Note: For object-centric tasks, a "Clear" version is provided where background distractions are removed to isolate the model's ability to track the target.

C. Evaluation Metrics

Scoring: Accuracy is converted to a score $s_i = 2(p_i - 50)$ if $p_i \ge 50$ , otherwise 0. This penalizes random guessing (50% accuracy) and rewards performance above chance.
Prompting Strategies: Models were tested with two strategies:
1. Direct Answer: "Yes/No" response.
2. Reasoning (CoT): "Think step-by-step" before answering.
Human Baseline: 10 human volunteers were tested to establish a performance ceiling.

3. Key Contributions

LRR-Bench Dataset: A fully synthetic, contamination-free dataset covering 9 distinct spatial tasks, ranging from 2D absolute positioning to complex 3D kinematic reasoning.
Comprehensive Evaluation: Evaluation of 20+ state-of-the-art VLMs (including GPT-4o, Qwen-VL, InternVL, LLaVA, and specialized 3D models) with parameter sizes up to 72B.
Critical Insights: The paper challenges the assumption that larger models or Chain-of-Thought (CoT) reasoning automatically improve spatial understanding.

4. Experimental Results

The results reveal a significant gap between human performance and current VLMs:

Human vs. Model Performance: Humans achieved near-perfect scores (~90-100%) across all tasks. In contrast, the best-performing VLMs (e.g., GPT-4o, Qwen2.5-72B) only approached human levels on the simplest tasks (Position and Depth).
3D Spatial Failure: VLMs perform near-zero on most 3D tasks (Camera Movement, Object Movement, Rotation). For example, on the Camera Movement task, most models scored 0, with GPT-4o reaching only 16.
The "Reasoning" Paradox:
- For simple tasks, CoT reasoning offered no significant benefit.
- For complex tasks, CoT often degraded performance. For instance, InternVL2.5-72B dropped from a score of 57 to 0 on the Camera Rotation task when forced to reason first, suggesting reasoning induces hallucinations in spatial contexts.
Scaling and Fine-tuning Ineffectiveness:
- Parameter Scaling: Increasing model size (e.g., from 7B to 72B) did not consistently improve 3D spatial reasoning.
- Specialized Training: Models fine-tuned on 3D datasets (e.g., LLaVA-3D, SpaceQwen) or using preference optimization (MPO) often performed worse than their base counterparts, indicating that current 3D training data or RL strategies do not generalize well to kinematic reasoning.
No Universal Winner: No single model dominated all tasks.
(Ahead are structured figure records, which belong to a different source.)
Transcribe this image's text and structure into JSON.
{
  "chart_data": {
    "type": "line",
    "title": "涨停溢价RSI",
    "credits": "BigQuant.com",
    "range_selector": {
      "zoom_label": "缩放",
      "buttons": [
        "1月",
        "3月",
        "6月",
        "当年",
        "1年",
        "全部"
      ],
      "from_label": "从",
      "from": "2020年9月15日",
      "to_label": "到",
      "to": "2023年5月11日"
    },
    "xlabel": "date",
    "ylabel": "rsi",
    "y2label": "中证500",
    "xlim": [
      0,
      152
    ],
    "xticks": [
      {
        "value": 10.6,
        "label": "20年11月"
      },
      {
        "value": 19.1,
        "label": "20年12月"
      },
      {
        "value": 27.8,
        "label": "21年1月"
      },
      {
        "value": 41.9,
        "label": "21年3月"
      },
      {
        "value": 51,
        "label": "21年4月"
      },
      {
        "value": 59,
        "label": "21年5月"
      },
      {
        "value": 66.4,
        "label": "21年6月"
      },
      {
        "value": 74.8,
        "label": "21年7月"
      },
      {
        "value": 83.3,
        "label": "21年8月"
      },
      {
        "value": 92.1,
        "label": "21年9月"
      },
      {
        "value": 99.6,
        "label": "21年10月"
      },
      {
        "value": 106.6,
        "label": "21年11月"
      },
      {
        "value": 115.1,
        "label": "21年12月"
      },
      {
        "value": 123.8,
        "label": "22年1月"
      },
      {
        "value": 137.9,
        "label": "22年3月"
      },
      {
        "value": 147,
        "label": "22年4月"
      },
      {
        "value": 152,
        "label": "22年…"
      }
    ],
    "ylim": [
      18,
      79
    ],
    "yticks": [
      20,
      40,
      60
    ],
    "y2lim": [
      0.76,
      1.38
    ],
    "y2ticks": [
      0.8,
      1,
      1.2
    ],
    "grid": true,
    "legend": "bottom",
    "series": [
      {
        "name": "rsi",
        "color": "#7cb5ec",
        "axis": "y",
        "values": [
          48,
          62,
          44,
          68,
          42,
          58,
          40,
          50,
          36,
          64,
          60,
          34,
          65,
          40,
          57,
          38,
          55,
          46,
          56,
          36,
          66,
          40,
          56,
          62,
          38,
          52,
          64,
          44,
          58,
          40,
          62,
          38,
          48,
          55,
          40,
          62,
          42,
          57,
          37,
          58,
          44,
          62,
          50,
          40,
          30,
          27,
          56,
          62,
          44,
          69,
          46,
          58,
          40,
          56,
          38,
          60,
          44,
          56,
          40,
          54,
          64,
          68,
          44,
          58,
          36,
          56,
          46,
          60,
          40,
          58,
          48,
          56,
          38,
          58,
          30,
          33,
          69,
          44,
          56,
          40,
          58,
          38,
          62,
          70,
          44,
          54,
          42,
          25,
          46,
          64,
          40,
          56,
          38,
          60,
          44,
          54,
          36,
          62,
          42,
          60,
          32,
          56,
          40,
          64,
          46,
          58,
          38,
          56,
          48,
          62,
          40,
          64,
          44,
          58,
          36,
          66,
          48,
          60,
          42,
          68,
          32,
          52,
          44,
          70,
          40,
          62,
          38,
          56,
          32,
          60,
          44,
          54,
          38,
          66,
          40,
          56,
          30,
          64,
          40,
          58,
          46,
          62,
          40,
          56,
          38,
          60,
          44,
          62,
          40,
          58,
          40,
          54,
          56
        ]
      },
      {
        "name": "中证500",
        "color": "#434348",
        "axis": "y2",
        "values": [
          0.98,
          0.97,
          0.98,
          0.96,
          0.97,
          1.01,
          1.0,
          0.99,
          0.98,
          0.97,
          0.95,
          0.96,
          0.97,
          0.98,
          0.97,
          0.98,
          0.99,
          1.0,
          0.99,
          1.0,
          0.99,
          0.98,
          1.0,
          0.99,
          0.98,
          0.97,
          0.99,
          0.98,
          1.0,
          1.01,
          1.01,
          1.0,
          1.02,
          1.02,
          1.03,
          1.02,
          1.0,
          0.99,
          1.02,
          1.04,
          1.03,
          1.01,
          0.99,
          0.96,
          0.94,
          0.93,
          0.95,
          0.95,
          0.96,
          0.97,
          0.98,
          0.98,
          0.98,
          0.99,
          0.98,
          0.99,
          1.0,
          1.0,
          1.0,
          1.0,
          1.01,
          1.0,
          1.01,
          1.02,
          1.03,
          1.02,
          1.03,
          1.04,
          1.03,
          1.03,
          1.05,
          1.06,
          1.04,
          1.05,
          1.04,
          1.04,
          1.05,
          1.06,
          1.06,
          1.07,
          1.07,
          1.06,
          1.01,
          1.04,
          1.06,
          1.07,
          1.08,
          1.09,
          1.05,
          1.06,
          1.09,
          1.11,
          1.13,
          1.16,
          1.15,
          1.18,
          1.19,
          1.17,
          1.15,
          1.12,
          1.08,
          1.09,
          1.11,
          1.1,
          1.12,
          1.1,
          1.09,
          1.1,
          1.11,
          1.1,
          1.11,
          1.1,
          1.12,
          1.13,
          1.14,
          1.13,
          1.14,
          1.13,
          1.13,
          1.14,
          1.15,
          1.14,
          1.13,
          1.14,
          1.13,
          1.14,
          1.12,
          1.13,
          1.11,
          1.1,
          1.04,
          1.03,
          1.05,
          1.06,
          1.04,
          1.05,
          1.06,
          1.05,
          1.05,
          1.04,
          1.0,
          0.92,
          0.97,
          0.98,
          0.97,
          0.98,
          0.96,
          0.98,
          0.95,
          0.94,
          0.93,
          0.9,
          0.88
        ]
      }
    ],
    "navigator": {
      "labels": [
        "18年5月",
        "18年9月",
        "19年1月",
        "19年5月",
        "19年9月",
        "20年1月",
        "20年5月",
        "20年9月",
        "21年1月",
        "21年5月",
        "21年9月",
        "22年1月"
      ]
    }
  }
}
A model excelling in absolute positioning often failed completely in movement detection.

5. Significance and Conclusion

Limitations of Current VLMs: The study proves that despite massive scaling and advanced training, VLMs lack an intrinsic, robust representation of 3D geometry and kinematics. They struggle to integrate multi-view information into a coherent spatial model.
Hallucination in Reasoning: The finding that CoT reasoning can harm spatial tasks suggests that VLMs' "reasoning" is often a post-hoc rationalization that introduces errors in geometric logic.
Future Directions: The paper highlights that improving spatial understanding requires more than just scaling or standard RLHF. It necessitates:
- Better integration of physical laws and kinematic principles.
- New training paradigms specifically targeting 3D transformations.
- Moving beyond static image analysis to dynamic, sequential spatial reasoning.

Conclusion: LRR-Bench serves as a critical diagnostic tool, revealing that current VLMs are fundamentally weak in spatial understanding, particularly regarding motion and 3D rotation, posing a significant barrier for their deployment in robotics and autonomous systems.